Pennsylvania dairy farmers have been under continuous pressure of decreasing fluid milk consumption in the country and tight markets met by production surpluses and tariffs. Congressman Glenn Thompson led a summit at Mount Aloysius College in Cambria County Monday, reassuring producers and farmers that a handful of new policies would offer meaningful assistance to the industry.
“The new farm bill provides critical support for production agriculture across the board,” Thompson said. “Support comes in the form of voluntary insurance, agriculture extension services, rural development and conservation programs.”
Voluntary insurance, known as the Dairy Margin Coverage program, issues payouts to farmers when their profit margins fall below a certain level. In July, the Department of Agriculture began paying about $100 million dollars in insured milk production.
About 100 people, including farmers, producers and state government representatives, attended. The panel at the summit included U.S. Secretary of Agriculture Sonny Perdue, Pennsylvania Secretary of Agriculture Russell Redding and Congressmen Fred Keller and John Joyce. They expressed support for the Farm Bill but also for the Trump administration’s proposed United States-Mexico-Canada Agreement.
Thompson said, in addition to current safety net measures, USMCA will expand markets for dairy farmers. A critical component in the proposal is eliminating a category of dairy products in Canada, which Thompson said hurts U.S. dairy exports.
Perdue said USMCA is not only important for the region, but also sends a signal of broader trade policies of the United States.
“If we can’t do a deal, an agreement, with our closest neighbors and two of our largest trading partners, the world’s gonna say, ‘Why should we do a trade deal that way?’” Perdue said.

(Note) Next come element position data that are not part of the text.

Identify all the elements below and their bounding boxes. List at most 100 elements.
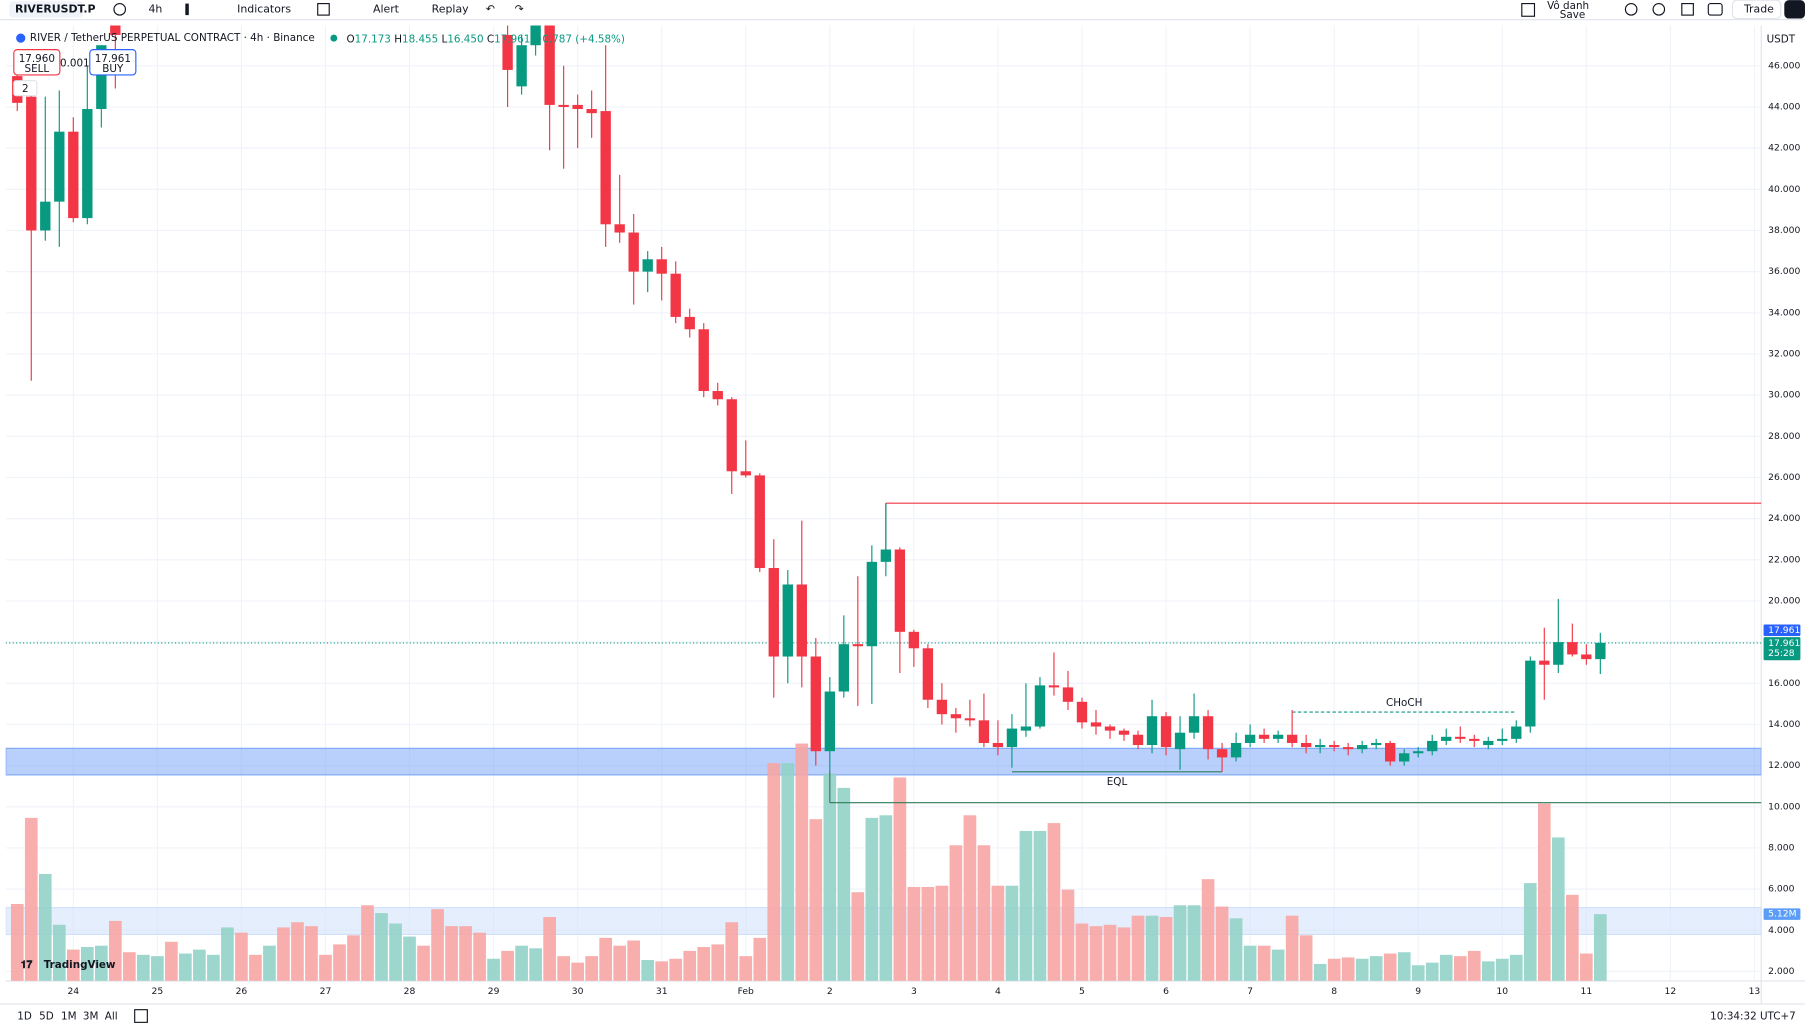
save[interactable]: Save — [1560, 9, 1585, 21]
sell-button[interactable] — [13, 49, 61, 76]
volume-bar — [599, 937, 612, 981]
snapshot-icon[interactable] — [1707, 3, 1723, 16]
add-symbol-icon[interactable] — [113, 3, 127, 16]
indicator-toggle[interactable] — [13, 80, 38, 97]
layout-icon[interactable] — [1521, 3, 1536, 17]
volume-bar — [1201, 879, 1215, 981]
volume-bar — [1425, 962, 1439, 981]
volume-bar — [319, 954, 332, 981]
volume-bar — [921, 887, 935, 981]
candle-body — [754, 475, 765, 569]
range-button[interactable]: 3M — [83, 1011, 99, 1023]
candle-body — [1202, 716, 1214, 750]
candle-body — [698, 329, 709, 392]
clock[interactable]: 10:34:32 UTC+7 — [1710, 1011, 1796, 1023]
profile-button[interactable] — [1784, 0, 1805, 19]
buy-label[interactable]: BUY — [102, 63, 124, 75]
goto-date-icon[interactable] — [134, 1009, 148, 1023]
x-tick-label: 28 — [404, 986, 416, 997]
axis-currency[interactable]: USDT — [1767, 33, 1796, 45]
candle-body — [1314, 745, 1326, 748]
bid-price: 17.961 — [1768, 625, 1800, 636]
volume-bar — [865, 817, 879, 981]
trade[interactable]: Trade — [1743, 2, 1774, 15]
eql-label: EQL — [1107, 776, 1128, 788]
trade-button[interactable] — [1731, 0, 1782, 20]
candle-body — [1497, 738, 1508, 741]
volume-bar — [963, 815, 977, 981]
volume-bar — [1089, 926, 1103, 981]
indicator-count[interactable]: 2 — [22, 83, 29, 95]
range-button[interactable]: 1D — [17, 1011, 32, 1023]
candle-body — [1328, 745, 1340, 748]
candle-body — [40, 201, 51, 231]
sell-label[interactable]: SELL — [25, 63, 50, 75]
volume-bar — [837, 787, 851, 981]
volume-bar — [80, 947, 94, 981]
indicators[interactable]: Indicators — [237, 2, 291, 15]
candle-body — [656, 259, 667, 274]
y-tick-label: 36.000 — [1768, 266, 1800, 277]
sell-price[interactable]: 17.960 — [19, 53, 55, 65]
profile[interactable]: Pu — [1788, 2, 1801, 15]
range-button[interactable]: 5D — [39, 1011, 54, 1023]
volume-bar — [907, 887, 921, 981]
search-icon[interactable] — [1624, 3, 1638, 16]
volume-bar — [543, 917, 556, 981]
volume-bar — [137, 954, 150, 981]
candle-body — [530, 25, 541, 46]
undo-icon[interactable]: ↶ — [486, 2, 495, 15]
volume-bar — [249, 954, 262, 981]
interval[interactable]: 4h — [148, 2, 162, 15]
volume-bar — [1537, 803, 1551, 981]
legend-c: C — [487, 33, 494, 45]
candle-body — [1511, 726, 1522, 739]
alert[interactable]: Alert — [373, 2, 400, 15]
replay[interactable]: Replay — [432, 2, 469, 15]
settings-icon[interactable] — [1652, 3, 1666, 16]
volume-bar — [1229, 918, 1243, 981]
volume-bar — [697, 947, 711, 981]
volume-bar — [1033, 830, 1047, 981]
buy-price[interactable]: 17.961 — [95, 53, 131, 65]
volume-bar — [1131, 915, 1145, 981]
symbol-logo — [16, 33, 26, 43]
y-tick-label: 2.000 — [1768, 966, 1794, 977]
candle-body — [1174, 732, 1186, 750]
candle-body — [1413, 751, 1424, 754]
volume-bar — [38, 873, 52, 981]
y-tick-label: 24.000 — [1768, 513, 1800, 524]
candle-body — [586, 109, 597, 114]
volume-bar — [1579, 953, 1593, 981]
x-tick-label: 8 — [1331, 986, 1337, 997]
symbol-box[interactable] — [9, 1, 83, 18]
last-price: 17.961 — [1768, 638, 1800, 649]
x-tick-label: 30 — [572, 986, 584, 997]
layout-name[interactable]: Vô danh — [1547, 0, 1589, 12]
candle-body — [1216, 749, 1228, 758]
y-tick-label: 16.000 — [1768, 678, 1800, 689]
templates-icon[interactable] — [317, 3, 330, 16]
range-button[interactable]: 1M — [61, 1011, 77, 1023]
quantity[interactable]: 0.001 — [60, 57, 90, 69]
redo-icon[interactable]: ↷ — [515, 2, 524, 15]
volume-badge — [1763, 908, 1801, 920]
symbol[interactable]: RIVERUSDT.P — [15, 2, 96, 15]
x-tick-label: 10 — [1496, 986, 1508, 997]
candle-body — [1399, 753, 1410, 762]
volume-bar — [123, 952, 136, 981]
candle-body — [82, 109, 93, 219]
candle-body — [1581, 654, 1592, 660]
candle-body — [1230, 742, 1242, 758]
fullscreen-icon[interactable] — [1681, 3, 1694, 16]
candle-body — [1048, 685, 1060, 688]
volume-bar — [221, 927, 234, 981]
x-tick-label: 25 — [152, 986, 164, 997]
chart-title: RIVER / TetherUS PERPETUAL CONTRACT · 4h… — [30, 32, 315, 44]
volume-bar — [277, 927, 290, 981]
buy-button[interactable] — [89, 49, 137, 76]
chart-type-icon[interactable] — [185, 3, 189, 16]
candle-body — [54, 131, 65, 202]
range-button[interactable]: All — [105, 1011, 118, 1023]
candle-body — [824, 691, 835, 752]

Maggie Curtis, a dairy farmer from Corry, Pennsylvania, said that corporate consolidations are putting family farms out of business. She hopes more local producers can process their own products and trade freely in the long run. Redding responded that the state is working to get investments that would keep family dairy farms in Pennsylvania.
Thompson also promoted a bill he sponsors that would bring whole milk back to schools.
“There’s legislation that we need to do, but there’s a lot of other things we need to keep doing,” he said.